One of the world’s three great computer shows, Computex Taipei was held at the Taipei World Trade Center in June. It featured innovations in areas such as wearable technology, cloud-based platforms and touch-screen applications that herald a new wave of software and hardware trends.
Since the widespread adoption of Internet technology in the 1990s, human life has been transformed and reimagined. Internet users can chat with people in virtual worlds and summon products from thousands of miles away, and those lacking in status or power have greater capacity to battle the powers that be and mainstream opinion.
Today, with dramatic increases in transmission speeds, the era of everyone having their own mobile device has arrived. The Internet is no longer only about social connectivity and exchange of information. Now it is quietly transforming even the appearance of Internet users.
The witty, silly, over-the-top stickers from Line, an instant messaging app for smartphones, allow Internet users to easily and humorously convey their feelings. Meanwhile, artists and performers without the halo effect that comes with widespread name recognition can leverage Facebook’s fan groups to disseminate their thoughts and creative efforts.

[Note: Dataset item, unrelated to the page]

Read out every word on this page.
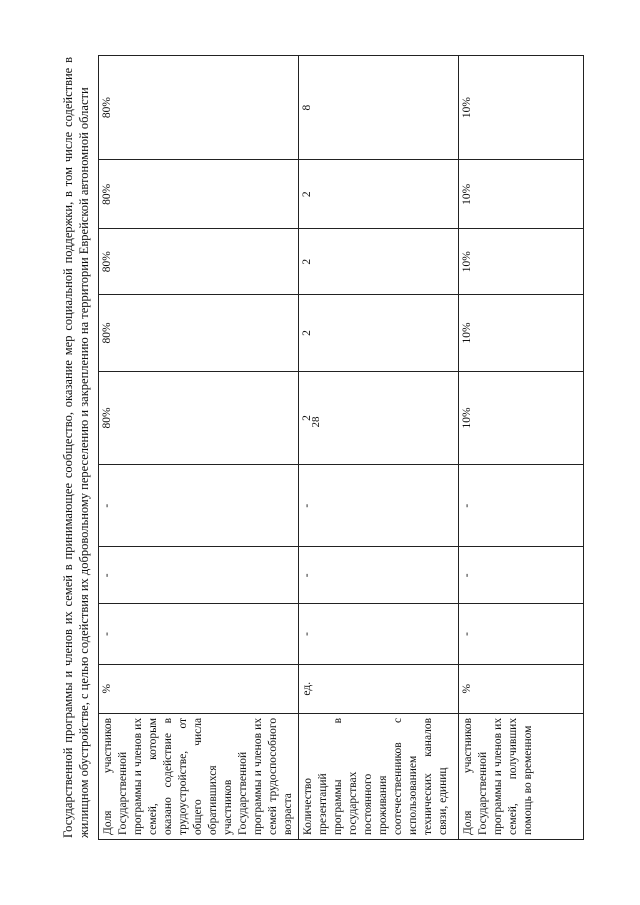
28
Государственной программы и членов их семей в принимающее сообщество, оказание мер социальной поддержки, в том числе содействие в жилищном обустройстве, с целью содействия их добровольному переселению и закреплению на территории Еврейской автономной области Доля участников Государственной программы и членов их семей, которым оказано содействие в трудоустройстве, от общего числа обратившихся участников Государственной программы и членов их семей трудоспособного возраста	%	-	-	-	80%	80%	80%	80%	80%
Количество презентаций программы в государствах постоянного проживания соотечественников с использованием технических каналов связи, единиц	ед.	-	-	-	2	2	2	2	8
Доля участников Государственной программы и членов их семей, получивших помощь во временном	%	-	-	-	10%	10%	10%	10%	10%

The tremendous connectivity of social networks is having a growing impact on social and political movements both in Taiwan and abroad. In 2011 social networks such as Twitter and Facebook played a major role in both the Jasmine Revolution in Tunisia and the Occupy Wall Street movement in the US. In Taiwan the 2006 movement to preserve the Losheng Sanatorium and the 2009 Wild Strawberries movement, as well as recent opposition to the Fourth Nuclear Power Plant and this year’s Sunflower Student Movement, have all demonstrated how Facebook’s “share” and “check in” functions can bolster connectivity to mobilize around political issues.
Moreover, because these new technologies are simple, fun and interactive, they are shepherding across the digital divide a new group of Internet users: the elderly. As seniors share stickers and photographs with young people, they are broadening the base available for social action. George Liu, the founder of Mr. 6 Inc., a provider of Facebook-based marketing services, says that users may at first be somewhat wary of offering political opinions in social groups on Facebook, but once the issues have time to ferment, these groups can bring people together to work toward real-world change, turning Internet users into “netizens.”
Over the last 20 years Internet technology has seeped into every aspect of human life. Today the Internet revolution is moving faster and faster. How can Taiwan stir up the ripples that become the next Internet waves?